Struggling I took the decision after talking with the Bedfordshire Well-Being team and several of the staff there I ended the patronising group lessons and have since then been in vainly trying to find anywhere locally that will be able to see me at such a short period of time that are not grossly expensive is almost nigh on Impossible. After a long sit in the doctors waiting room last Saturday morning, I saw the doctor (a different one every time I have been I must admit) I expressed my concerns to the them who promptly told me that it was a difficult position to be in for everyone involved. On the one hand going to my GP and seeking medical attention for my mental health was and continually is a great step in making myself better. As a result of that directly I have been put on medication to treat and improve my "chemical mood", something in which I feel is benefiting me greatly. Whilst awaiting it be one-to-one counselling via the NHS, there is very little that anyone can actually offer that will be of any use or help. 

Whilst I appreciate that the NHS in England is definitely under a huge strain, it is fundamentally wrong and critically important to increase the waiting times to a better standard.The thing is, if I broke my leg on the other hand they would try to operate as soon as immediately possible, having me in and out of that specific treatment quickly and efficiently so as to move on to the next patient. And yet for mental health it appears as though there is a lack of understanding in terms of how life threatening and dangerous it is for patients to wait to seek treatment. As with a broken leg mental health can become infected very quickly and easily causing more and more damage, and yet despite all of this the waiting list in the UK, at least for England anyway, is minimum of eighteen months and two years. 

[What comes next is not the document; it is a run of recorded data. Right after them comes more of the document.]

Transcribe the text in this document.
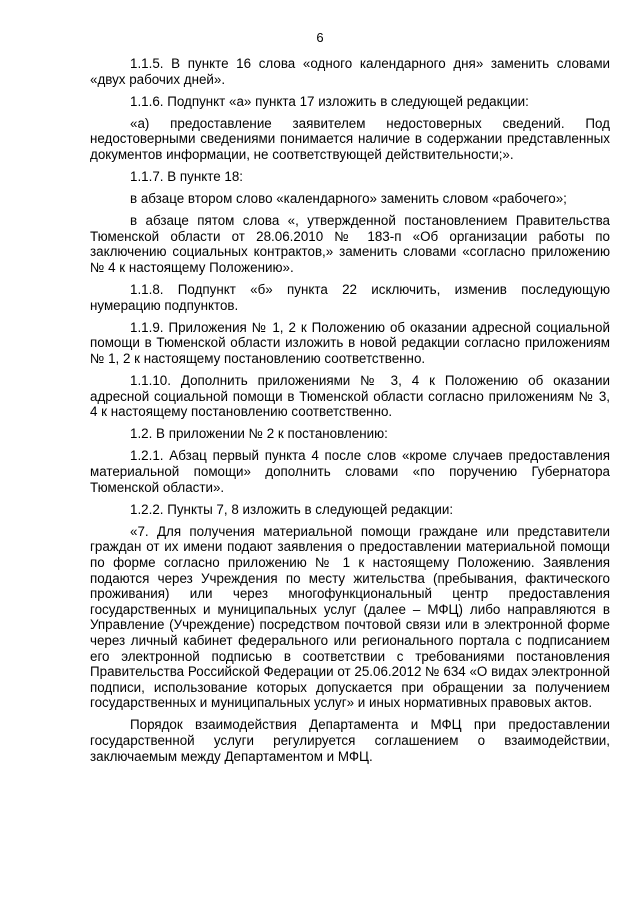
6

1.1.5. В пункте 16 слова «одного календарного дня» заменить словами «двух рабочих дней».

1.1.6. Подпункт «а» пункта 17 изложить в следующей редакции:

«а) предоставление заявителем недостоверных сведений. Под недостоверными сведениями понимается наличие в содержании представленных документов информации, не соответствующей действительности;».

1.1.7. В пункте 18:

в абзаце втором слово «календарного» заменить словом «рабочего»;

в абзаце пятом слова «, утвержденной постановлением Правительства Тюменской области от 28.06.2010 № 183-п «Об организации работы по заключению социальных контрактов,» заменить словами «согласно приложению № 4 к настоящему Положению».

1.1.8. Подпункт «б» пункта 22 исключить, изменив последующую нумерацию подпунктов.

1.1.9. Приложения № 1, 2 к Положению об оказании адресной социальной помощи в Тюменской области изложить в новой редакции согласно приложениям № 1, 2 к настоящему постановлению соответственно.

1.1.10. Дополнить приложениями № 3, 4 к Положению об оказании адресной социальной помощи в Тюменской области согласно приложениям № 3, 4 к настоящему постановлению соответственно.

1.2. В приложении № 2 к постановлению:

1.2.1. Абзац первый пункта 4 после слов «кроме случаев предоставления материальной помощи» дополнить словами «по поручению Губернатора Тюменской области».

1.2.2. Пункты 7, 8 изложить в следующей редакции:

«7. Для получения материальной помощи граждане или представители граждан от их имени подают заявления о предоставлении материальной помощи по форме согласно приложению № 1 к настоящему Положению. Заявления подаются через Учреждения по месту жительства (пребывания, фактического проживания) или через многофункциональный центр предоставления государственных и муниципальных услуг (далее – МФЦ) либо направляются в Управление (Учреждение) посредством почтовой связи или в электронной форме через личный кабинет федерального или регионального портала с подписанием его электронной подписью в соответствии с требованиями постановления Правительства Российской Федерации от 25.06.2012 № 634 «О видах электронной подписи, использование которых допускается при обращении за получением государственных и муниципальных услуг» и иных нормативных правовых актов.

Порядок взаимодействия Департамента и МФЦ при предоставлении государственной услуги регулируется соглашением о взаимодействии, заключаемым между Департаментом и МФЦ.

Whilst the medicine I am on made me feel queasy and nauseous in the beginning, that has now subsided and I am now left feeling quite positive and happy in myself and my life generally although this doesn't stop the pressure that I feel from loved ones and frankly it is becoming a little too much to bear sometimes. I know that people mean well and that in reality I am of the knowledge that I need to sort out these issues but first and foremost, I need to sort myself out. Trust me when I say that it is simply a long story that I may share with you another time, but for the meantime I am doing as well as can be and battling it through to make the best out of what I have. I have been in touch recently with a couple of charities local to Bedford, one of them called the Amicus Trust which have said that they are able to give me some help with free counselling sessions in order to work through my problems as quickly as possible so that life can get back on track.